The article “In-session phishing holds new potential for attack” by Dan Blacharski is worth another read. If you have not done so, I highly recommend reading this article.  Dan provides important information on the most dangerous of all phishing expeditions to date.

Getting past the symptoms that achieve the in-session phishing results, let’s examine the root cause.  I learned a long time ago that the solution to any problem lies within the problem itself.  This has proven true over the years in overcoming problems life has presented.

This adage holds true with in-line phishing.  The solution to preventing or minimizing in-phishing or other phishing scams lies in eliminating the complexity of domain names. Beyond the ignorance of people having identities or money stolen, the root cause lies in the way universal resource links (URL) are created. As technocrats, we get hung up on creating complicated internet web address URLs. The thought is the more complicated the URL, this increases the chances of thwarting the phishing thieves. This complicated URL approach does not consider the every day person who won’t know the difference.  So this actually makes it easier for the phishers to reel in their victims.

In “Security Best Practice: Host Naming & URL Conventions“,  author Gunter Ollmann provides solid methods for addressing the root cause of phishing attacks. Gunter points out that companies need to spend time rethinking the naming conventions for Internet web address URLs.  Organization names used for Internet visible hosts or references to web application URLs can often be abused to make for a more successful attack. Due to a lack of insight or understanding of current attack variables, many organizations are failing to follow best security practices in their host naming and linking conventions. The result is companies unwittingly aiding the attackers.

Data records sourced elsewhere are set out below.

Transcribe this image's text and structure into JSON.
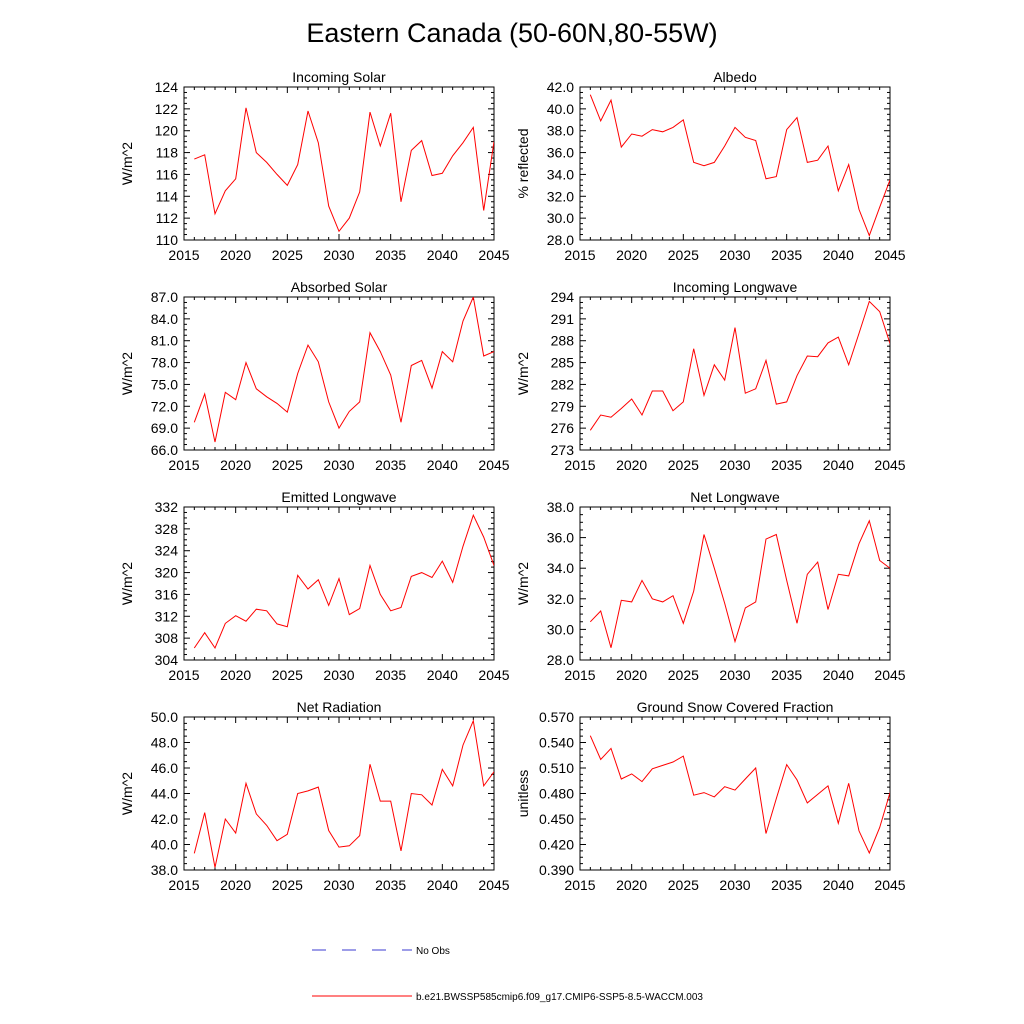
{
  "figure": {
    "title": "Eastern Canada (50-60N,80-55W)"
  },
  "legend": {
    "obs_label": "No Obs",
    "obs_color": "#3b3bd0",
    "model_label": "b.e21.BWSSP585cmip6.f09_g17.CMIP6-SSP5-8.5-WACCM.003",
    "model_color": "#ff0000"
  },
  "chart_data": [
    {
      "type": "line",
      "title": "Incoming Solar",
      "ylabel": "W/m^2",
      "xlabel": "",
      "xlim": [
        2015,
        2045
      ],
      "ylim": [
        110,
        124
      ],
      "xticks": [
        2015,
        2020,
        2025,
        2030,
        2035,
        2040,
        2045
      ],
      "yticks": [
        "110",
        "112",
        "114",
        "116",
        "118",
        "120",
        "122",
        "124"
      ],
      "series": [
        {
          "name": "b.e21.BWSSP585cmip6.f09_g17.CMIP6-SSP5-8.5-WACCM.003",
          "x": [
            2016,
            2017,
            2018,
            2019,
            2020,
            2021,
            2022,
            2023,
            2024,
            2025,
            2026,
            2027,
            2028,
            2029,
            2030,
            2031,
            2032,
            2033,
            2034,
            2035,
            2036,
            2037,
            2038,
            2039,
            2040,
            2041,
            2042,
            2043,
            2044,
            2045
          ],
          "values": [
            117.4,
            117.8,
            112.4,
            114.5,
            115.6,
            122.1,
            118.0,
            117.1,
            116.0,
            115.0,
            116.9,
            121.8,
            118.9,
            113.1,
            110.8,
            112.0,
            114.4,
            121.7,
            118.6,
            121.6,
            113.5,
            118.2,
            119.1,
            115.9,
            116.1,
            117.7,
            118.9,
            120.3,
            112.7,
            119.0
          ]
        }
      ]
    },
    {
      "type": "line",
      "title": "Albedo",
      "ylabel": "% reflected",
      "xlabel": "",
      "xlim": [
        2015,
        2045
      ],
      "ylim": [
        28,
        42
      ],
      "xticks": [
        2015,
        2020,
        2025,
        2030,
        2035,
        2040,
        2045
      ],
      "yticks": [
        "28.0",
        "30.0",
        "32.0",
        "34.0",
        "36.0",
        "38.0",
        "40.0",
        "42.0"
      ],
      "series": [
        {
          "name": "b.e21.BWSSP585cmip6.f09_g17.CMIP6-SSP5-8.5-WACCM.003",
          "x": [
            2016,
            2017,
            2018,
            2019,
            2020,
            2021,
            2022,
            2023,
            2024,
            2025,
            2026,
            2027,
            2028,
            2029,
            2030,
            2031,
            2032,
            2033,
            2034,
            2035,
            2036,
            2037,
            2038,
            2039,
            2040,
            2041,
            2042,
            2043,
            2044,
            2045
          ],
          "values": [
            41.3,
            38.9,
            40.8,
            36.5,
            37.7,
            37.5,
            38.1,
            37.9,
            38.3,
            39.0,
            35.1,
            34.8,
            35.1,
            36.6,
            38.3,
            37.4,
            37.1,
            33.6,
            33.8,
            38.1,
            39.2,
            35.1,
            35.3,
            36.6,
            32.5,
            34.9,
            30.8,
            28.4,
            31.0,
            33.5
          ]
        }
      ]
    },
    {
      "type": "line",
      "title": "Absorbed Solar",
      "ylabel": "W/m^2",
      "xlabel": "",
      "xlim": [
        2015,
        2045
      ],
      "ylim": [
        66,
        87
      ],
      "xticks": [
        2015,
        2020,
        2025,
        2030,
        2035,
        2040,
        2045
      ],
      "yticks": [
        "66.0",
        "69.0",
        "72.0",
        "75.0",
        "78.0",
        "81.0",
        "84.0",
        "87.0"
      ],
      "series": [
        {
          "name": "b.e21.BWSSP585cmip6.f09_g17.CMIP6-SSP5-8.5-WACCM.003",
          "x": [
            2016,
            2017,
            2018,
            2019,
            2020,
            2021,
            2022,
            2023,
            2024,
            2025,
            2026,
            2027,
            2028,
            2029,
            2030,
            2031,
            2032,
            2033,
            2034,
            2035,
            2036,
            2037,
            2038,
            2039,
            2040,
            2041,
            2042,
            2043,
            2044,
            2045
          ],
          "values": [
            69.8,
            73.7,
            67.1,
            73.9,
            72.9,
            78.0,
            74.4,
            73.3,
            72.4,
            71.2,
            76.5,
            80.4,
            78.1,
            72.6,
            69.0,
            71.3,
            72.6,
            82.1,
            79.5,
            76.3,
            69.8,
            77.6,
            78.3,
            74.5,
            79.5,
            78.1,
            83.7,
            87.0,
            78.9,
            79.5
          ]
        }
      ]
    },
    {
      "type": "line",
      "title": "Incoming Longwave",
      "ylabel": "W/m^2",
      "xlabel": "",
      "xlim": [
        2015,
        2045
      ],
      "ylim": [
        273,
        294
      ],
      "xticks": [
        2015,
        2020,
        2025,
        2030,
        2035,
        2040,
        2045
      ],
      "yticks": [
        "273",
        "276",
        "279",
        "282",
        "285",
        "288",
        "291",
        "294"
      ],
      "series": [
        {
          "name": "b.e21.BWSSP585cmip6.f09_g17.CMIP6-SSP5-8.5-WACCM.003",
          "x": [
            2016,
            2017,
            2018,
            2019,
            2020,
            2021,
            2022,
            2023,
            2024,
            2025,
            2026,
            2027,
            2028,
            2029,
            2030,
            2031,
            2032,
            2033,
            2034,
            2035,
            2036,
            2037,
            2038,
            2039,
            2040,
            2041,
            2042,
            2043,
            2044,
            2045
          ],
          "values": [
            275.7,
            277.8,
            277.5,
            278.7,
            280.0,
            277.8,
            281.1,
            281.1,
            278.4,
            279.6,
            286.9,
            280.5,
            284.7,
            282.6,
            289.8,
            280.8,
            281.4,
            285.3,
            279.3,
            279.6,
            283.2,
            285.9,
            285.8,
            287.7,
            288.5,
            284.7,
            289.0,
            293.4,
            292.0,
            287.6
          ]
        }
      ]
    },
    {
      "type": "line",
      "title": "Emitted Longwave",
      "ylabel": "W/m^2",
      "xlabel": "",
      "xlim": [
        2015,
        2045
      ],
      "ylim": [
        304,
        332
      ],
      "xticks": [
        2015,
        2020,
        2025,
        2030,
        2035,
        2040,
        2045
      ],
      "yticks": [
        "304",
        "308",
        "312",
        "316",
        "320",
        "324",
        "328",
        "332"
      ],
      "series": [
        {
          "name": "b.e21.BWSSP585cmip6.f09_g17.CMIP6-SSP5-8.5-WACCM.003",
          "x": [
            2016,
            2017,
            2018,
            2019,
            2020,
            2021,
            2022,
            2023,
            2024,
            2025,
            2026,
            2027,
            2028,
            2029,
            2030,
            2031,
            2032,
            2033,
            2034,
            2035,
            2036,
            2037,
            2038,
            2039,
            2040,
            2041,
            2042,
            2043,
            2044,
            2045
          ],
          "values": [
            306.2,
            309.0,
            306.2,
            310.7,
            312.1,
            311.1,
            313.3,
            313.0,
            310.6,
            310.1,
            319.5,
            317.0,
            318.7,
            314.0,
            318.9,
            312.3,
            313.4,
            321.3,
            316.0,
            313.0,
            313.6,
            319.3,
            320.0,
            319.1,
            322.1,
            318.2,
            324.8,
            330.5,
            326.5,
            321.3
          ]
        }
      ]
    },
    {
      "type": "line",
      "title": "Net Longwave",
      "ylabel": "W/m^2",
      "xlabel": "",
      "xlim": [
        2015,
        2045
      ],
      "ylim": [
        28,
        38
      ],
      "xticks": [
        2015,
        2020,
        2025,
        2030,
        2035,
        2040,
        2045
      ],
      "yticks": [
        "28.0",
        "30.0",
        "32.0",
        "34.0",
        "36.0",
        "38.0"
      ],
      "series": [
        {
          "name": "b.e21.BWSSP585cmip6.f09_g17.CMIP6-SSP5-8.5-WACCM.003",
          "x": [
            2016,
            2017,
            2018,
            2019,
            2020,
            2021,
            2022,
            2023,
            2024,
            2025,
            2026,
            2027,
            2028,
            2029,
            2030,
            2031,
            2032,
            2033,
            2034,
            2035,
            2036,
            2037,
            2038,
            2039,
            2040,
            2041,
            2042,
            2043,
            2044,
            2045
          ],
          "values": [
            30.5,
            31.2,
            28.8,
            31.9,
            31.8,
            33.2,
            32.0,
            31.8,
            32.2,
            30.4,
            32.5,
            36.2,
            34.0,
            31.7,
            29.2,
            31.4,
            31.8,
            35.9,
            36.2,
            33.2,
            30.4,
            33.6,
            34.4,
            31.3,
            33.6,
            33.5,
            35.6,
            37.1,
            34.5,
            34.0
          ]
        }
      ]
    },
    {
      "type": "line",
      "title": "Net Radiation",
      "ylabel": "W/m^2",
      "xlabel": "",
      "xlim": [
        2015,
        2045
      ],
      "ylim": [
        38,
        50
      ],
      "xticks": [
        2015,
        2020,
        2025,
        2030,
        2035,
        2040,
        2045
      ],
      "yticks": [
        "38.0",
        "40.0",
        "42.0",
        "44.0",
        "46.0",
        "48.0",
        "50.0"
      ],
      "series": [
        {
          "name": "b.e21.BWSSP585cmip6.f09_g17.CMIP6-SSP5-8.5-WACCM.003",
          "x": [
            2016,
            2017,
            2018,
            2019,
            2020,
            2021,
            2022,
            2023,
            2024,
            2025,
            2026,
            2027,
            2028,
            2029,
            2030,
            2031,
            2032,
            2033,
            2034,
            2035,
            2036,
            2037,
            2038,
            2039,
            2040,
            2041,
            2042,
            2043,
            2044,
            2045
          ],
          "values": [
            39.3,
            42.5,
            38.2,
            42.0,
            40.9,
            44.8,
            42.4,
            41.5,
            40.3,
            40.8,
            44.0,
            44.2,
            44.5,
            41.1,
            39.8,
            39.9,
            40.7,
            46.3,
            43.4,
            43.4,
            39.5,
            44.0,
            43.9,
            43.1,
            45.9,
            44.6,
            47.8,
            49.7,
            44.6,
            45.7
          ]
        }
      ]
    },
    {
      "type": "line",
      "title": "Ground Snow Covered Fraction",
      "ylabel": "unitless",
      "xlabel": "",
      "xlim": [
        2015,
        2045
      ],
      "ylim": [
        0.39,
        0.57
      ],
      "xticks": [
        2015,
        2020,
        2025,
        2030,
        2035,
        2040,
        2045
      ],
      "yticks": [
        "0.390",
        "0.420",
        "0.450",
        "0.480",
        "0.510",
        "0.540",
        "0.570"
      ],
      "series": [
        {
          "name": "b.e21.BWSSP585cmip6.f09_g17.CMIP6-SSP5-8.5-WACCM.003",
          "x": [
            2016,
            2017,
            2018,
            2019,
            2020,
            2021,
            2022,
            2023,
            2024,
            2025,
            2026,
            2027,
            2028,
            2029,
            2030,
            2031,
            2032,
            2033,
            2034,
            2035,
            2036,
            2037,
            2038,
            2039,
            2040,
            2041,
            2042,
            2043,
            2044,
            2045
          ],
          "values": [
            0.548,
            0.52,
            0.533,
            0.497,
            0.503,
            0.494,
            0.509,
            0.513,
            0.517,
            0.524,
            0.478,
            0.481,
            0.476,
            0.488,
            0.484,
            0.497,
            0.51,
            0.433,
            0.474,
            0.514,
            0.496,
            0.469,
            0.479,
            0.489,
            0.445,
            0.492,
            0.436,
            0.41,
            0.44,
            0.481
          ]
        }
      ]
    }
  ]
}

Most attackers, whether they are malicious users or professional criminals, have a bag of ‘tricks’ from which they construct their attack. Many common attack vectors initially depend upon the manipulation of the host name and/or application URL to deceive the customer in order to be successful.  To conduct an attack comprised of any of the threats previously discussed, the attacker has a finite pool of techniques and vectors that he can use. The most important and successful techniques are:
• Registration of similarly named domains
• Manipulation of complex URLs

Suggestions for Minimizing Phishing Attacks

Protect against all of the threats by adopting a robust and comprehensive in depth defense posture.  At a fundamental level, the process of keeping host names as simple and recognizable as possible – combined with the use of short URLs for referencing application components – can appreciably contribute to the overall security of an organization’s online service.  Customers and clients must be able to tell at a glance exactly which service offering they are connecting to, and have confidence that they are not succumbing to a fraudulent link.

Care should be taken when considering how domain names are to be used when delivering host services. Regardless of any particular attack vector, most customers are non-technical and are easily overwhelmed with the long and complex information presented in “follow this link” URLs.

Suggested “best practices” in domain naming and host service referencing include:

• Use of the same top level domain

• Redirection of regional domains

• Representative service naming

• Use of the simplest and least confusing host name

• Avoiding host numbering

There is no magic silver bullet.  Gunter Ollmann is probably not popular with phishing thieves right now, because he is on the right track with his approaches.